In the midst of this I stumbled upon a somewhat worrying question I tend to keep in the back of my head: Am I happy? If I just cut to the core, disregarding the chaos I feel my life is a majority of the time, would it be right to say that I am living my life being genuinely happy?

Happiness seems to be what everybody is striving for. Media, and society beyond that, tells us so in pictures, words and display of material visibility. We're trapped in a chase for happiness constantly, where we as a people in one of the best countries in the world are supposed to be happy all the time. Whether it's family, friends, work or love. And it's hard to not always be completely there – embedded in a bubble of happiness. 

Then again; happiness, the state of being happy, can’t be to constantly show the world a bright Colgate smile… Would we really be able to recognize feelings if we never felt otherwise? If I was never sad, would I know what it is to be joyful?
I know people who smile most of the time, (and always do in public) but they still claim they are very unhappy.

Happiness means different things to different people, or perhaps it would be more correct to say that what makes you happy changes by where you are in life; what your circumstances of life are like, right now. Right now; you are the result of everything you experienced in the past. You just need to decide to do the best of it.
For example, for one person it may mean being in a (romantic) relationship whereas for someone else it may mean feeling you have the ability to handle whatever life throws at you. To cope and to be independent of aid from others can be very fulfilling… to some.

While you might think that there are certain things that make you happy (or could make you happy if you had them), it is funny how most people I talk to never really mention what they own or do not own. To wish for something, saving up money for a specific event, thing or secure and comfortable retirement is just as satisfying as to actually get it. 

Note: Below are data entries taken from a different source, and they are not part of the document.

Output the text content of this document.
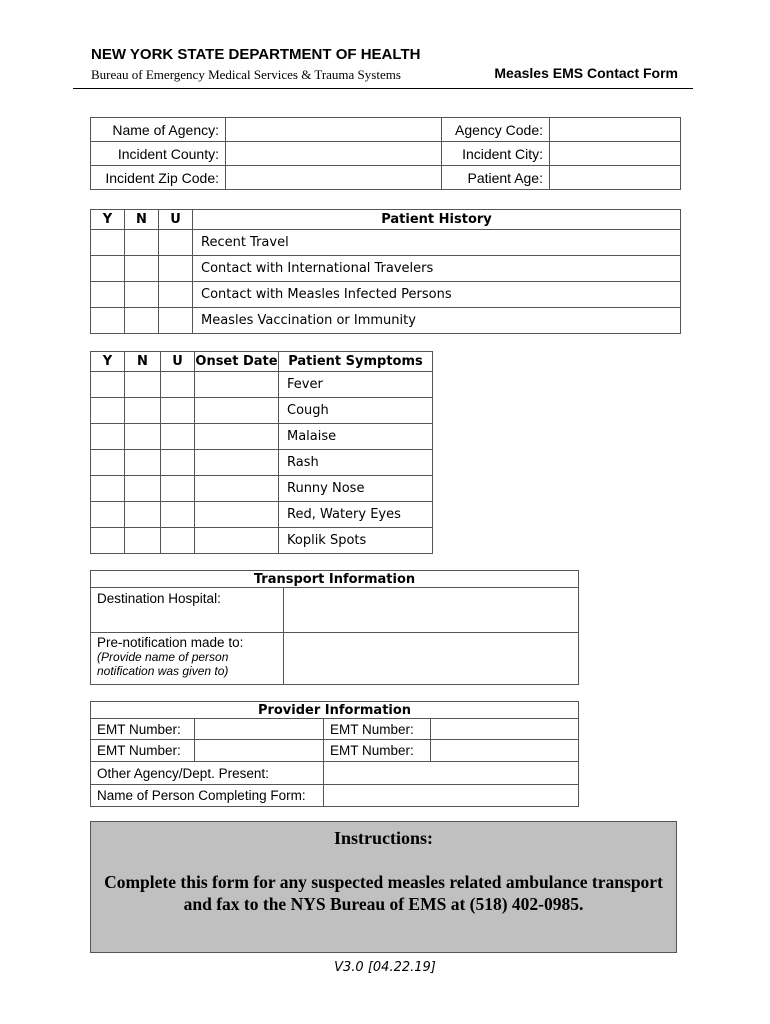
NEW YORK STATE DEPARTMENT OF HEALTH
Bureau of Emergency Medical Services & Trauma Systems	Measles EMS Contact Form
Name of Agency:		Agency Code:	
Incident County:		Incident City:	
Incident Zip Code:		Patient Age:	
Y	N	U	Patient History
			Recent Travel
			Contact with International Travelers
			Contact with Measles Infected Persons
			Measles Vaccination or Immunity
Y	N	U	Onset Date	Patient Symptoms
				Fever
				Cough
				Malaise
				Rash
				Runny Nose
				Red, Watery Eyes
				Koplik Spots
Transport Information	
Destination Hospital:	
Pre-notification made to:
(Provide name of person notification was given to)	

Provider Information			
EMT Number:		EMT Number:	
EMT Number:		EMT Number:	
Other Agency/Dept. Present:			
Name of Person Completing Form:			
Instructions:
Complete this form for any suspected measles related ambulance transport and fax to the NYS Bureau of EMS at (518) 402-0985.
V3.0 [04.22.19]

The anticipation is a great part of feeling happy: To realize what you have now and appreciate it, but looking forward to whatever it is you are  planning (and expect) to achieve. But keep the words of John Lennon in mind:”Life is what happens to you while you’re busy making other plans”.  Don’t spend your life waiting for what the future holds: Fill your days with life instead.
Personally, I find the “looking-forward-to…” phase so very exciting. Thinking about what may come gives a free rein to my imagination and I come up with perfect outcomes of my planning.
What distinguishes happy people from the unhappy is very often their choice of words and way of thinking. The attitude of a cup half empty, or a cup half full, colors you as a person and therefor people you surround yourself with. I believe we make an impact on those we keep near, and it is like exchanging motivation, inspiration, attitude, state of mind…: What I get is what I give. I can make people around me if not happy at least more content… and being content is a very good start.
Happy Smiley Face Holding a Cocktail at a Party - Vendor: iClipartI would think that happy people are generally healthier people than unhappy people. Not only mentally, but also physically. I don’t think that being miserable is what attracts virus or sickness, but if you are down it is sometimes hard to point out what it is about you and /or your life which is bad, so you think hard on reasons to what might be not right.
Finding myself in the middle of the bustle my life is: Yes. I still have things I want to get or to achieve. But deep down, in my heart, I have to confess I am happy.